“If I’m a storyteller, it’s because I listen.” says the writer and artist John Berger in one of the many luminous moments of The Seasons in Quincy: Four Portraits of John Berger, an invaluable document of Berger’s life and work co-directed by Tilda Swinton. Berger, who passed away on the second day of this year at the age of ninety, did so much to both enlarge and give nuance to our understanding of art, culture, and politics that it is nearly impossible to overstate the scope of his influence. That he and Swinton forged a decades-long friendship and gave us this film, thanks to Swinton’s commitment to film projects that transcend and often redefine boundaries, is yet another gift, one which offers critical insights about the peculiar historical moment in which we find ourselves, from their already generous careers.
So much of the pleasure of watching The Seasons in Quincy comes less from the quality of the filmmaking itself, which is at times somewhat unfortunately disjointed and heavy-handed, and more from the experience of being in the company of Berger’s warmth and intellect. Even in his late eighties, when the film was being made, Berger’s critiques and observations are as lucid and incisive as they were when earlier in his career, a career which, interestingly enough, started out on television. As the literary critic and film producer Colin MacCabe points out at the beginning of the third portrait in the film, “A Song for Politics,”, an arts program on public access television (then the only television) in London in the sixties could find three or four million eager viewers without having to compete in an oversaturated market for their attention. Binge-watching might have not been a thing, but that didn’t mean that early television watchers weren’t hungry for content. And content did Berger produce. The Seasons in Quincy makes effective use of archival footage from the programs Berger hosted, in which he raises probing questions at the intersection of art, culture, and politics. The carefully-curated clips recycled in The Seasons in Quincy are every bit as thought-provoking as they must have been when they first appeared on television thirty to forty years ago. What, for example, makes something modern? Why do we accept this as the sole criterion on which a work of art is judged with really knowing what it means? For those of us who have been ardent fans of Berger’s work ever since the day our liberal arts college drawing teacher had us read Ways of Seeing, it is nothing short of a joy to watch Berger soar down the road in a drop-top convertible glancing over his shoulder at the camera to state “One of the features of our time is that people worship ideas, and objects, but ideas particularly, quite arbitrarily without understanding their meaning.” The intellectual joy is redoubled when one recognizes, not without an accompanying psychic ache, how relevant Berger’s observation remains.
But this kind of joy and, even more so, hope, are two key elements of The Seasons in Quincy and Berger’s work in general. As the poet Ben Lerner points out in “A Song for Politics”, though it deals with suffering, Berger’s work never loses touch with “an openness and attention to the sensual world”. One of Berger’s last collections of essays, Hold Everything Dear: Dispatches on Survival and Resistance, includes an essay in which Berger examines one of the most hopeless situations in the world, the state of the Occupied Palestinian Territories, and therein creates grounds for hope. This variety of hope has to do with uncertainty, possibility, and openness of the future despite the fixity of the past.

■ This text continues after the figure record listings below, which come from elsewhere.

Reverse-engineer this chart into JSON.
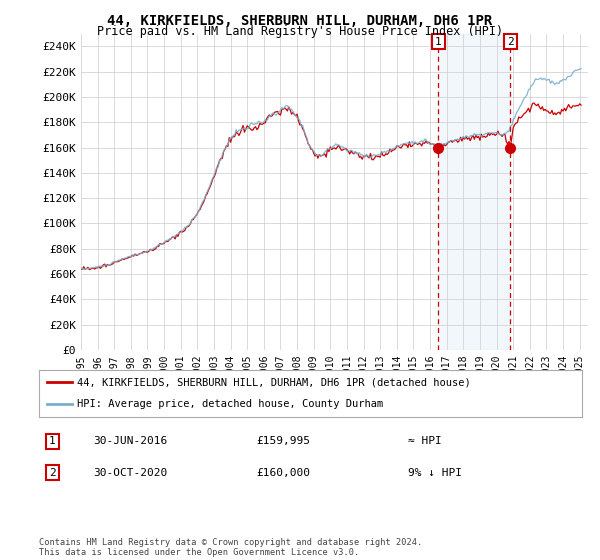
{
  "title": "44, KIRKFIELDS, SHERBURN HILL, DURHAM, DH6 1PR",
  "subtitle": "Price paid vs. HM Land Registry's House Price Index (HPI)",
  "legend_line1": "44, KIRKFIELDS, SHERBURN HILL, DURHAM, DH6 1PR (detached house)",
  "legend_line2": "HPI: Average price, detached house, County Durham",
  "annotation1_date": "30-JUN-2016",
  "annotation1_price": "£159,995",
  "annotation1_hpi": "≈ HPI",
  "annotation2_date": "30-OCT-2020",
  "annotation2_price": "£160,000",
  "annotation2_hpi": "9% ↓ HPI",
  "footer": "Contains HM Land Registry data © Crown copyright and database right 2024.\nThis data is licensed under the Open Government Licence v3.0.",
  "hpi_color": "#7aadcc",
  "price_color": "#cc0000",
  "annotation_color": "#cc0000",
  "shade_color": "#ddeeff",
  "background_color": "#ffffff",
  "grid_color": "#cccccc",
  "ylim": [
    0,
    250000
  ],
  "yticks": [
    0,
    20000,
    40000,
    60000,
    80000,
    100000,
    120000,
    140000,
    160000,
    180000,
    200000,
    220000,
    240000
  ],
  "sale1_year": 2016.5,
  "sale1_price": 159995,
  "sale2_year": 2020.83,
  "sale2_price": 160000,
  "xlim_start": 1995.0,
  "xlim_end": 2025.5
}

This theme of Berger’s work, and its associated act of looking ahead, are presented lucidly in the final portrait of the film, “Harvest”. In this portrait, Swinton’s twin children, whose birth she mentions in the opening of the first portrait, “Ways of Listening”, travel to the small village of Quincy in Alpine France, where Berger moved in 1973 and raised a family. They go there at Berger’s request, to gather raspberries from the bushes that Berger’s late wife Beverly planted and eat them in front of pictures of her because their pleasure will give her pleasure. They also spend time with John’s son Yves. Yves reminisces with them about growing up in Quincy. When he was a child the horizon seemed to him to be the limit of the world. In one particularly moving moment, he muses on how the trees who grow around Quincy are the source of the wood for his family’s barn and how the piles of hay that have been stored in the barn year after year have made the beams as soft as skin. It is a gorgeous sequence in which the camera tracks through the old barn, floating over golden mountains of hay while spring light leaks in through the cracks. The image and voiceover magically conspire to evoke the interconnectedness of all things. The poignancy of this moment is all the more powerful in the intergenerational context of the meeting between Swinton and Berger’s children, offering a sense of the generative, subtle recursions in life.
If there is any criticism to be made of the film, it is that it relies too heavily on the richness of Berger’s mind and the warmth of his friendship with Swinton and others. At times, it veers off on perplexing detours. After Berger memorably states that “it’s in hell that solidarity is important, not in heaven” during a conversation with other artists and writers, the film cuts to a series of shots of what looks like a flea market in Quincy. The workers depicted are anonymous. It is almost as though the filmmaker is paying lip service to the process Berger used to write A Seventh Man, for which he lived among and interviewed migrant workers in order to tell their stories more fully.